Stoever und sein selten hilfreicher Kollege spielen im Drehbuch von Peter Hemmer (Im Fadenkreuz) aber ohnehin nur die zweite Geige, denn Haie vor Helgoland ist kein klassischer Tatort: Hemmer verzichtet auf das typische Whodunit-Prinzip und stellt nicht die neuen Kommissare, sondern die Täter und Zeugen des Raubmordes auf einer Helgoland-Fähre in den Mittelpunkt.

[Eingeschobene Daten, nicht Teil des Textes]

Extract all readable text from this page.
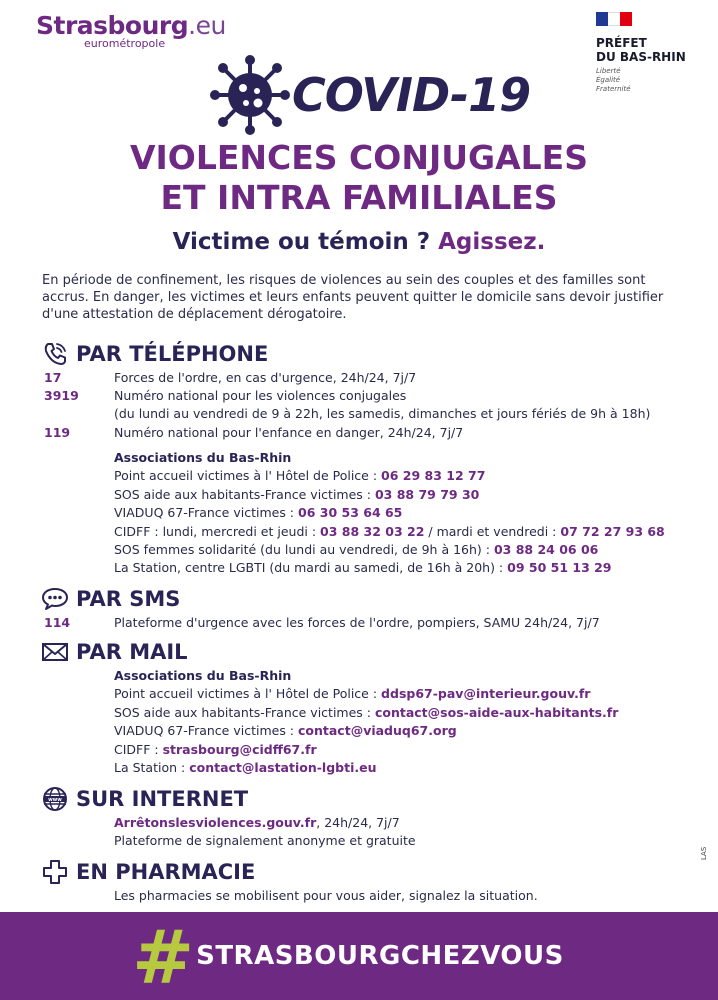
Strasbourg.eu
eurométropole	PRÉFET
DU BAS-RHIN
Liberté
Égalité
Fraternité
COVID-19
VIOLENCES CONJUGALES
ET INTRA FAMILIALES
Victime ou témoin ? Agissez.
En période de confinement, les risques de violences au sein des couples et des familles sont accrus. En danger, les victimes et leurs enfants peuvent quitter le domicile sans devoir justifier d'une attestation de déplacement dérogatoire.
PAR TÉLÉPHONE
17	Forces de l'ordre, en cas d'urgence, 24h/24, 7j/7
3919	Numéro national pour les violences conjugales
(du lundi au vendredi de 9 à 22h, les samedis, dimanches et jours fériés de 9h à 18h)
119	Numéro national pour l'enfance en danger, 24h/24, 7j/7
Associations du Bas-Rhin
Point accueil victimes à l' Hôtel de Police : 06 29 83 12 77
SOS aide aux habitants-France victimes : 03 88 79 79 30
VIADUQ 67-France victimes : 06 30 53 64 65
CIDFF : lundi, mercredi et jeudi : 03 88 32 03 22 / mardi et vendredi : 07 72 27 93 68
SOS femmes solidarité (du lundi au vendredi, de 9h à 16h) : 03 88 24 06 06
La Station, centre LGBTI (du mardi au samedi, de 16h à 20h) : 09 50 51 13 29
PAR SMS
114	Plateforme d'urgence avec les forces de l'ordre, pompiers, SAMU 24h/24, 7j/7
PAR MAIL
Associations du Bas-Rhin
Point accueil victimes à l' Hôtel de Police : ddsp67-pav@interieur.gouv.fr
SOS aide aux habitants-France victimes : contact@sos-aide-aux-habitants.fr
VIADUQ 67-France victimes : contact@viaduq67.org
CIDFF : strasbourg@cidff67.fr
La Station : contact@lastation-lgbti.eu
www SUR INTERNET
Arrêtonslesviolences.gouv.fr, 24h/24, 7j/7
Plateforme de signalement anonyme et gratuite
EN PHARMACIE
Les pharmacies se mobilisent pour vous aider, signalez la situation.
LAS
# STRASBOURGCHEZVOUS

Stoever betritt erst nach geschlagenen 25 Minuten die Bildfläche und wird dem Publikum kaum vorgestellt – für eine Debütfolge äußerst ungewöhnlich, doch für Dramaturgie und Spannung ein Riesenvorteil.

Dominiert wird das Geschehen nicht nur vom Misstrauen innerhalb des anfangs noch gemütlich picknickenden Verbrechertrios um Karl Lepka (Dietrich Mattausch, Blinder Glaube), Alfred Jüssen (Karl-Heinz Gierke, Der Entscheider) und den labilen Volker Reinders (Hans Hirschmüller), sondern vor allem von den Nachforschungen der beiden Augenzeugen Rolf Gerber (Ronald Nitschke, Eine ehrliche Haut) und Uwe Voss (Bernd Tauber, Scherbenhaufen), die an Bord buchstäblich Wind von der Sache bekommen und der treudoofen Komplizin Petra Kolb (Ilse Biberti, Feuerzauber) auf die Pelle rücken. Columbo-Verschnitt Stoever hingegen stochert lange im Nebel, weil er kaum mehr tun kann als warten, während der Zuschauer ihm um mehrere Nasenlängen voraus ist – wie bei Columbo eben. 

Regisseur Hartmut Griesmayr (Bienzle und sein schwerster Fall) gelingt es aber auch ohne knifflige Tätersuche, die Spannung konstant hoch zu halten, weil er stattdessen die Frage nach dem Schicksal und Überleben aller Beteiligten stellt. Der Genre-Mix aus klassischem Krimi, heiterem Roadmovie und kompromisslosem Gangster-Thriller funktioniert hervorragend und geht auch dahin, wo’s weh tut (vgl. Gerbers gebrochener Finger im Auto). Auch die Besetzung ist erstklassig und der Soundtrack punktet mit 80er-Jahre-Klassikern wie „Codo“. 
Dass der im Krimi gezeigte Überfall auf der Fähre kurz nach der Erstausstrahlung in der Realität fast detailgetreu nachgeahmt wurde, mag man den Filmemachern kaum vorwerfen – wohl aber einige abstruse Dialogzeilen, die für unfreiwillig komische Momente in einem ansonsten starken und angenehm ausgefallen arrangierten Tatort sorgen.


VOSS:

Jetzt ein paar Stunden schlafen und dann ab ins Bett.